Pada suatu malam saya janjian dengan Misbahus Surur—cah Munjungan yang sekarang (n)dosen di UIN Malang—untuk ngopi bareng di Warung Huko.
”Oke, Mas!” itu jawaban yang hampir selalu saya terima darinya untuk urusan bertemu, ngopi bareng, glenikan, dan pada puncak kelelahan dan kantuk, bersama-sama menyepakati untuk numpang lelap di suatu tempat. Begitulah ketika kami sama-sama berada di Trenggalek. ”Tetapi,” demikian buntut jawaban yang semula seperti biasa itu menunjuk ke arah yang tidak biasa, ”saya ada janjian juga untuk berdiskusi dengan kawan-kawan, blogger Trenggalek, di PAMA.”
”Baiklah, nanti saya tunggu di Huko bersama beberapa teman,” jawab saya.
Lalu, bersama Pulung Nawawijaya dan Kendra Purnama, saya nyangkruk, ngopi dan ngudut bersama di Warung Huko, sementara Surur sudah asyik berdiskusi bersama sesama blogger. Lalu, kami berkomunikasi melalui aplikasi Whatsapp.
”Saya sudah di Huko. Ada Pulung juga di sini.”
”Ini diskusinya makin gayeng, sampeyan ke sini saja.”
”Kendra datang juga ini.”
”Ajaklah ke sini.”
”Saya tunggu saja, di sini.”
Lalu Surur mengirimkan foto suasana diskusinya, sambil menyebut siapa saja yang datang… pokoknya semacam hasutan lembut agar saya dan dua teman yang di Huko yang merapat ke PAMA. Dan itu berhasil, walau Kendra memilih tetap di Huko karena menunggu teman lain lagi yang sudah berjanji mau nimbrung tapi belum juga nongol.
Loh! Sungguh pertemuan yang sangat langka, ternyata! Ada Trigus, si penggagas pertemuan, ada Pak Cahyo yang dahulu kala saya kenal melalui mocaf (tepung singkong yang dimodifikasi sedemikian rupa agar layak untuk dibikin mie, kue, dan berbagai macam panganan olahan lainnya), ada Mas Edy, dan beberapa teman lain yang saat itu saya belum begitu kenal.
Tiba-tiba saya ditodong untuk berbicara soal pengalaman nge-blog. Setelah dalam sebuah pengantarnya (waktu itu siapa, ya?) dikatakan bahwa diskusi itu baru sebatas menjalin silaturahmi dan berbagi pengalaman antarsesama blogger yang ada di Trenggalek. ”Jadi, diskusi ini juga kalau mau disebut arah, belum jelas benar juga mau ke mana,”—itu salah satu kalimat yang masih saya ingat, sebab kalimat itu spontan merangsang kelenjar yang menumbuhkan insting provokator saya.

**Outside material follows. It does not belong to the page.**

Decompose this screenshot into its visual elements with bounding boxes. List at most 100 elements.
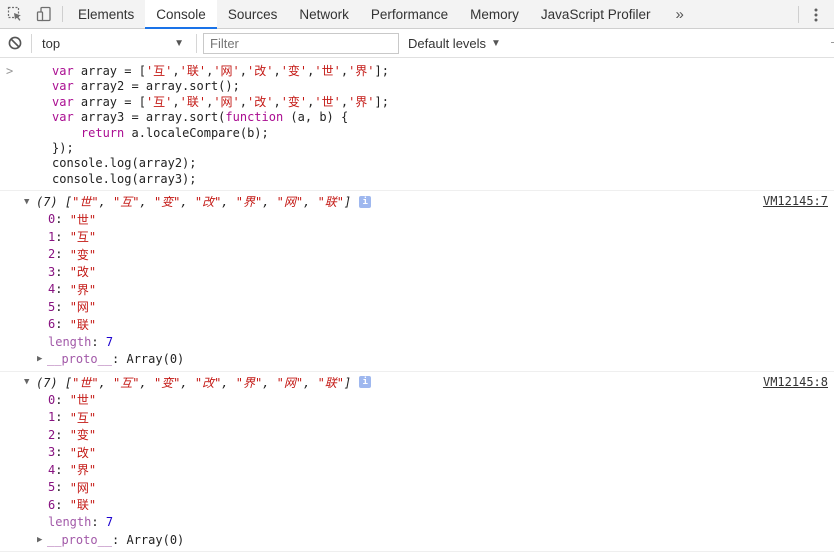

Sebelum si pemberi pengantar untuk todongan ke arah saya (agar curhat seputar pengalaman nge-blog) selesai berbicara, di dalam batin saya sudah tumbuh kalimat: ”Jangan katakan lagi belum jelas arahnya ke mana. Itu harus segera kita perjelas!”
Lalu saya bercerita, Pulung juga bercerita, diskusi semakin gayeng dan semakin jelas arahnya: sepakat bikin media daring bersama. Malam itu, hingga dini hari, tak kunjung dapat nama domain yang belum di-dhaku pihak lain. Keesokan harinya, agak siang, ditemukanlah nggalek.co dan saya mendorongnya untuk segera dibeli daripada kedhisikan wong liya. ”Nanti, kalau kita tidak bulat dalam kesepakatan untuk menggunakan domain yang harus kita beli hari ini, ben takgenteni mengko,” begitu saya katakan.
Syukurlah, kawan-kawan lain akhirnya bersepakat, dan salah satu pesan saya sebagai yang secara umur paling tuwek di forum itu, ”Salah satu peran yang harus diambil oleh nggalek.co adalah: ikut ngumpulke balung pisah.” Maka, siapa pun yang berasal, berdatang, punya ikatan batin atau fisik atau keduanya dengan Trenggalek, (semoga) inilah nanti tempat mampir yang menyenangkan.